The faith-based football drama Woodlawn entered rarified air in its opening weekend, earning an accolade from audiences bestowed on only a handful of films each year.
The movie, an exhilarating true-life high school football story about revival and reconciliation that offers hope for overcoming the racial crises facing America today, received an A+ rating from Cinemascore, the film industry’s pre-eminent gauge of audience opinion for more than 35 years.
Only a few films annually receive the coveted rating, with faith films being well-represented among the honorees in recent years.
Woodlawn was directed by Jon and Andy Erwin and produced by Kevin Downes. Roma Downey and Mark Burnett were executive producers under their Lightworkers Media banner.
Downey and Burnett aren’t surprised audiences are responding so positively to the film.
“Clearly Woodlawn got this extraordinary rating because it’s an A+ film,” the husband-and-wife producing partners said. “Woodlawn takes the audience on a sweeping journey, which is both exciting and emotional. The Erwin Brothers made an incredible film, and people are loving it. We are very encouraged.”
Woodlawn outperformed industry predictions in its opening weekend box office, taking in an estimated $4 million.
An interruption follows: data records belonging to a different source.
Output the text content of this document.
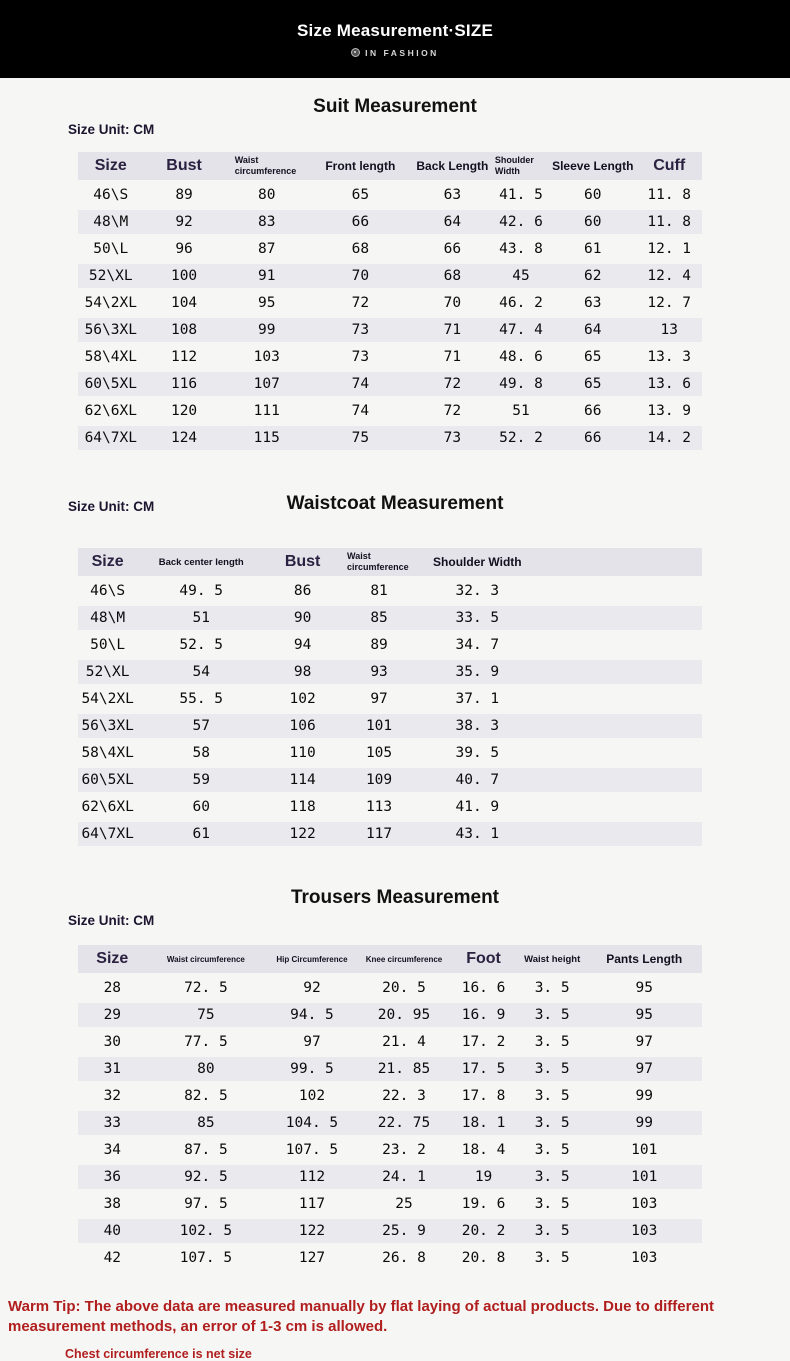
Size Measurement·SIZE
IN FASHION
Suit Measurement
Size Unit: CM
Size	Bust	Waist circumference	Front length	Back Length	Shoulder Width	Sleeve Length	Cuff
46\S	89	80	65	63	41. 5	60	11. 8
48\M	92	83	66	64	42. 6	60	11. 8
50\L	96	87	68	66	43. 8	61	12. 1
52\XL	100	91	70	68	45	62	12. 4
54\2XL	104	95	72	70	46. 2	63	12. 7
56\3XL	108	99	73	71	47. 4	64	13
58\4XL	112	103	73	71	48. 6	65	13. 3
60\5XL	116	107	74	72	49. 8	65	13. 6
62\6XL	120	111	74	72	51	66	13. 9
64\7XL	124	115	75	73	52. 2	66	14. 2
Size Unit: CM	Waistcoat Measurement
Size	Back center length	Bust	Waist circumference	Shoulder Width	
46\S	49. 5	86	81	32. 3	
48\M	51	90	85	33. 5	
50\L	52. 5	94	89	34. 7	
52\XL	54	98	93	35. 9	
54\2XL	55. 5	102	97	37. 1	
56\3XL	57	106	101	38. 3	
58\4XL	58	110	105	39. 5	
60\5XL	59	114	109	40. 7	
62\6XL	60	118	113	41. 9	
64\7XL	61	122	117	43. 1	
Trousers Measurement
Size Unit: CM
Size	Waist circumference	Hip Circumference	Knee circumference	Foot	Waist height	Pants Length
28	72. 5	92	20. 5	16. 6	3. 5	95
29	75	94. 5	20. 95	16. 9	3. 5	95
30	77. 5	97	21. 4	17. 2	3. 5	97
31	80	99. 5	21. 85	17. 5	3. 5	97
32	82. 5	102	22. 3	17. 8	3. 5	99
33	85	104. 5	22. 75	18. 1	3. 5	99
34	87. 5	107. 5	23. 2	18. 4	3. 5	101
36	92. 5	112	24. 1	19	3. 5	101
38	97. 5	117	25	19. 6	3. 5	103
40	102. 5	122	25. 9	20. 2	3. 5	103
42	107. 5	127	26. 8	20. 8	3. 5	103
Warm Tip: The above data are measured manually by flat laying of actual products. Due to different measurement methods, an error of 1-3 cm is allowed.
Chest circumference is net size
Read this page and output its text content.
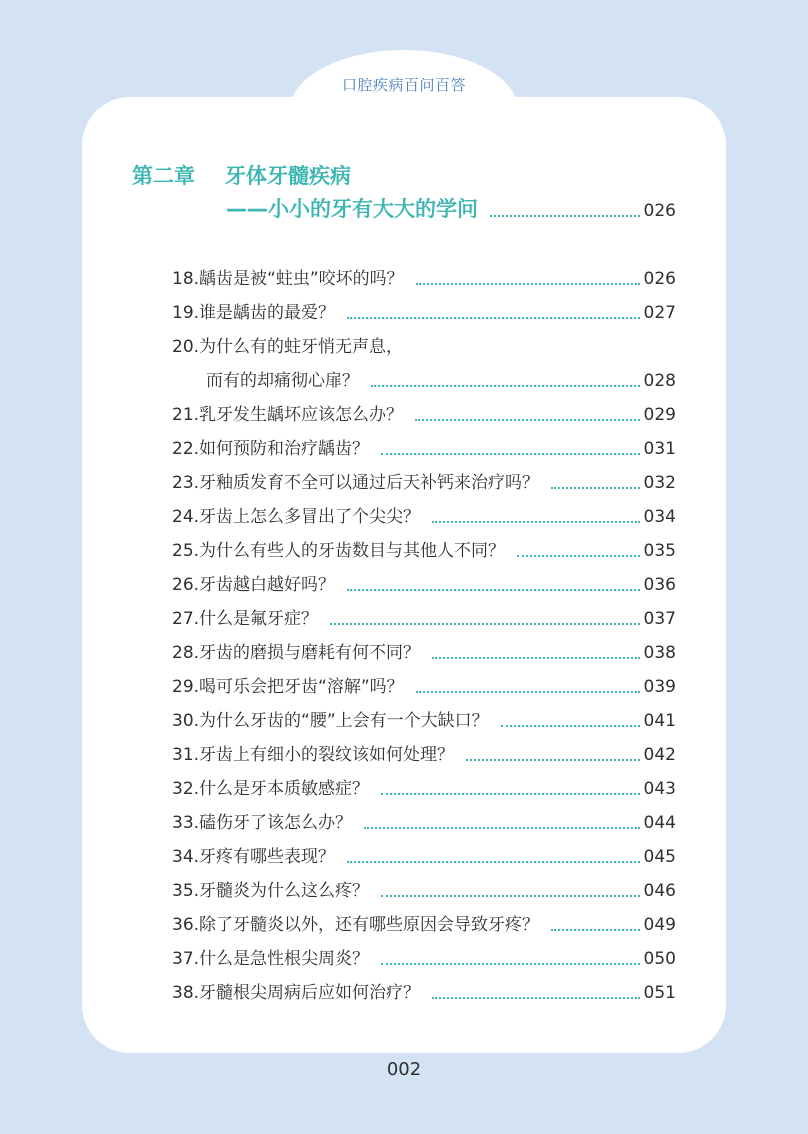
口腔疾病百问百答
第二章 牙体牙髓疾病
——小小的牙有大大的学问	026
18.龋齿是被“蛀虫”咬坏的吗？	026
19.谁是龋齿的最爱？	027
20.为什么有的蛀牙悄无声息，
而有的却痛彻心扉？	028
21.乳牙发生龋坏应该怎么办？	029
22.如何预防和治疗龋齿？	031
23.牙釉质发育不全可以通过后天补钙来治疗吗？	032
24.牙齿上怎么多冒出了个尖尖？	034
25.为什么有些人的牙齿数目与其他人不同？	035
26.牙齿越白越好吗？	036
27.什么是氟牙症？	037
28.牙齿的磨损与磨耗有何不同？	038
29.喝可乐会把牙齿“溶解”吗？	039
30.为什么牙齿的“腰”上会有一个大缺口？	041
31.牙齿上有细小的裂纹该如何处理？	042
32.什么是牙本质敏感症？	043
33.磕伤牙了该怎么办？	044
34.牙疼有哪些表现？	045
35.牙髓炎为什么这么疼？	046
36.除了牙髓炎以外，还有哪些原因会导致牙疼？	049
37.什么是急性根尖周炎？	050
38.牙髓根尖周病后应如何治疗？	051
002
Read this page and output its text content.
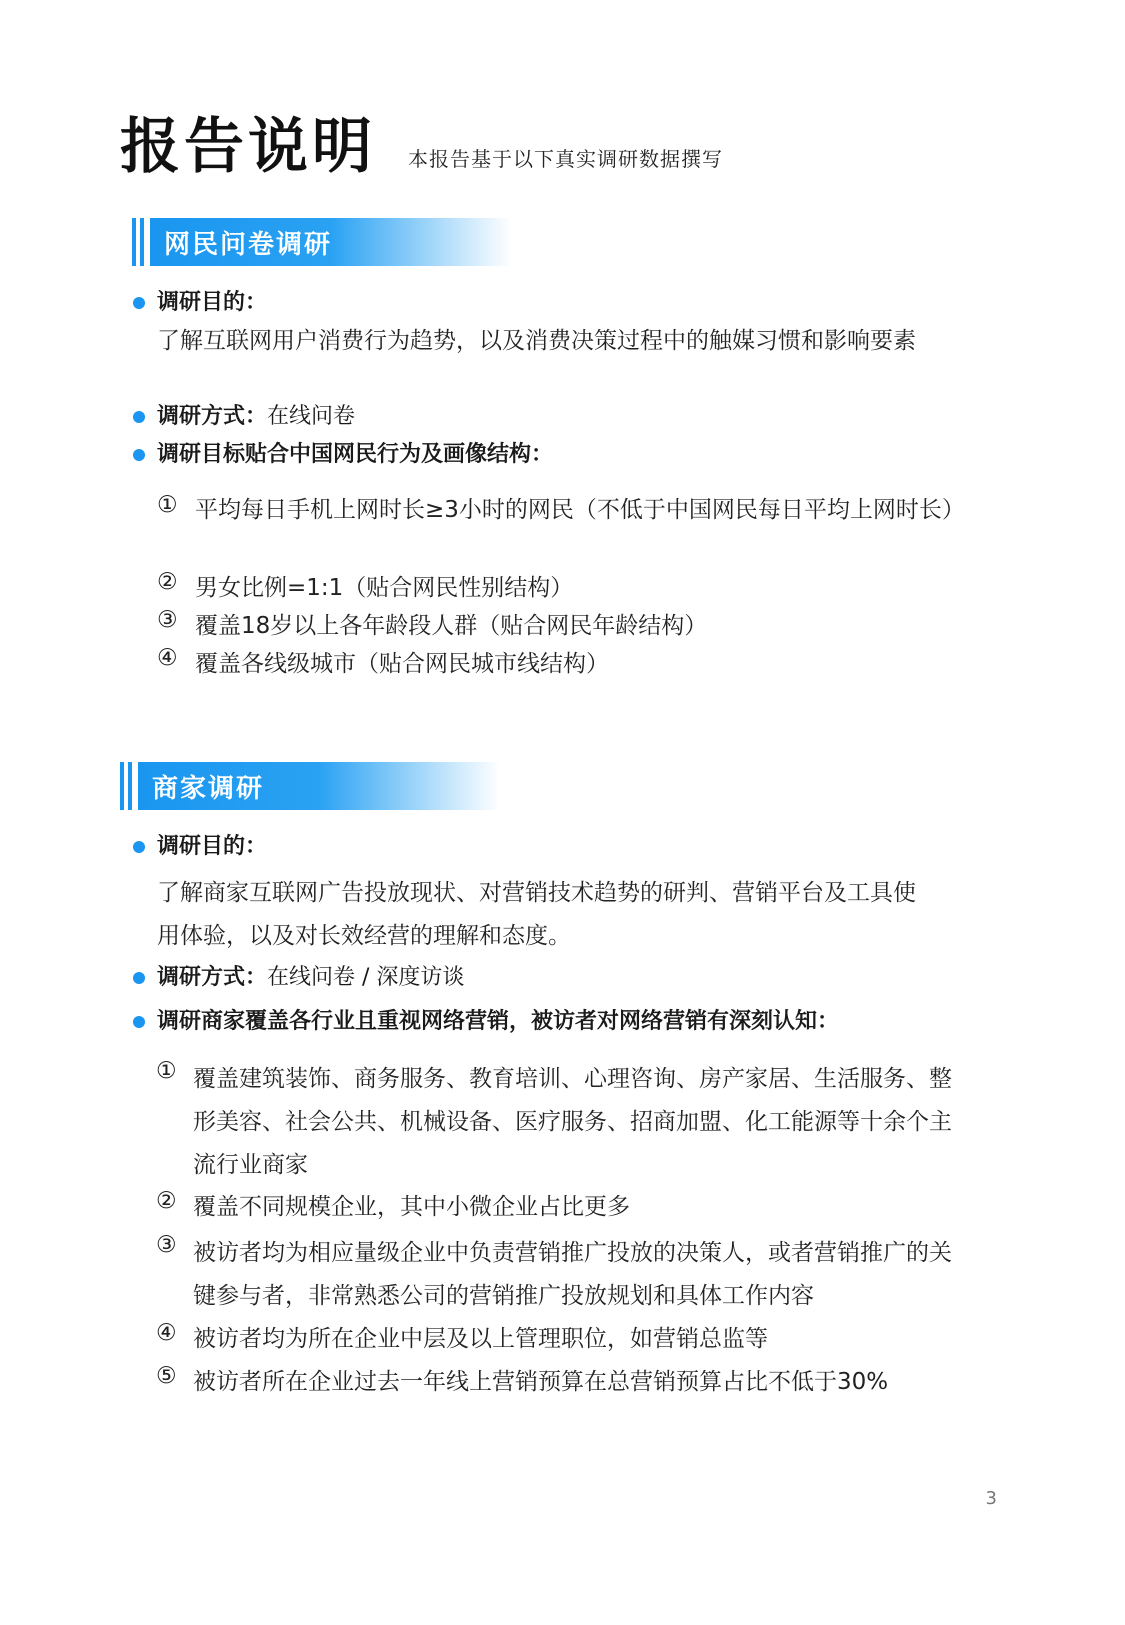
报告说明 本报告基于以下真实调研数据撰写
网民问卷调研
调研目的：
了解互联网用户消费行为趋势，以及消费决策过程中的触媒习惯和影响要素
调研方式：在线问卷
调研目标贴合中国网民行为及画像结构：
① 平均每日手机上网时长≥3小时的网民（不低于中国网民每日平均上网时长）
② 男女比例=1:1（贴合网民性别结构）
③ 覆盖18岁以上各年龄段人群（贴合网民年龄结构）
④ 覆盖各线级城市（贴合网民城市线结构）
商家调研
调研目的：
了解商家互联网广告投放现状、对营销技术趋势的研判、营销平台及工具使用体验，以及对长效经营的理解和态度。
调研方式：在线问卷 / 深度访谈
调研商家覆盖各行业且重视网络营销，被访者对网络营销有深刻认知：
① 覆盖建筑装饰、商务服务、教育培训、心理咨询、房产家居、生活服务、整形美容、社会公共、机械设备、医疗服务、招商加盟、化工能源等十余个主流行业商家
② 覆盖不同规模企业，其中小微企业占比更多
③ 被访者均为相应量级企业中负责营销推广投放的决策人，或者营销推广的关键参与者，非常熟悉公司的营销推广投放规划和具体工作内容
④ 被访者均为所在企业中层及以上管理职位，如营销总监等
⑤ 被访者所在企业过去一年线上营销预算在总营销预算占比不低于30%
3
But audiences aren’t alone in their high praise. Critics are also raving about Woodlawn. Michael Rechtshaffen of the L.A. Times says the film “gets high marks for its attention to period detail and committed performances.” Jackie K. Cooper of the Huffington Post says “Woodlawn scores big” and “revs up the chill factor, and sends you out of the theater resolved to be a better person.”
James Ward of Gannett News Service says “it’s impossible not to recognize the skill and power of the way the filmmakers tell their story.” And Variety praised it as a “consistently involving period drama” whose “narrative mix of history lesson, gridiron action and spiritual uplift is effectively and satisfyingly sustained.”
“For me, as gratifying as the Cinemascore rating is, what’s really touched me are the incredible ways audiences are engaging with the film,” Jon Erwin said. “Rival football teams are seeing it together and praying together. They are making the same decision for love and unity depicted in the film.”
Woodlawn tells the true-life story of Tony Nathan (newcomer Caleb Castille), who lands in a powder keg of anger and violence when he joins fellow African-American students at Woodlawn High School in Birmingham, Ala., after its government-mandated desegregation in 1973. The Woodlawn Colonels football team is a microcosm of the problems at the school and in the city, which erupts in cross burnings and riots, and Coach Tandy Gerelds (Nic Bishop) is at a loss to solve these unprecedented challenges with his disciplinarian ways.
It’s only when Hank (Sean Astin), an outsider who has been radically affected by the message of hope and love he experienced at a Christian revival meeting, convinces Coach Gerelds to let him speak to the team that something truly remarkable begins to happen. More than 40 players, nearly the entire team, black and white, give their lives over to the “better way” Hank tells them is possible through following Jesus, and the change is so profound in them it affects their coach, their school and their community in ways no one could have imagined.
The Colonels make a run at the state playoffs led by Nathan, who achieves superstar status in Birmingham and attracts the attention of legendary University of Alabama football coach Paul “Bear” Bryant (Jon Voight). It’s the miracle, Hank says, of what happens when God shows up.
“You always hope audiences are entertained and moved by the films you make,” Producer Kevin Downes said. “We couldn’t be happier at the response Woodlawn has received.”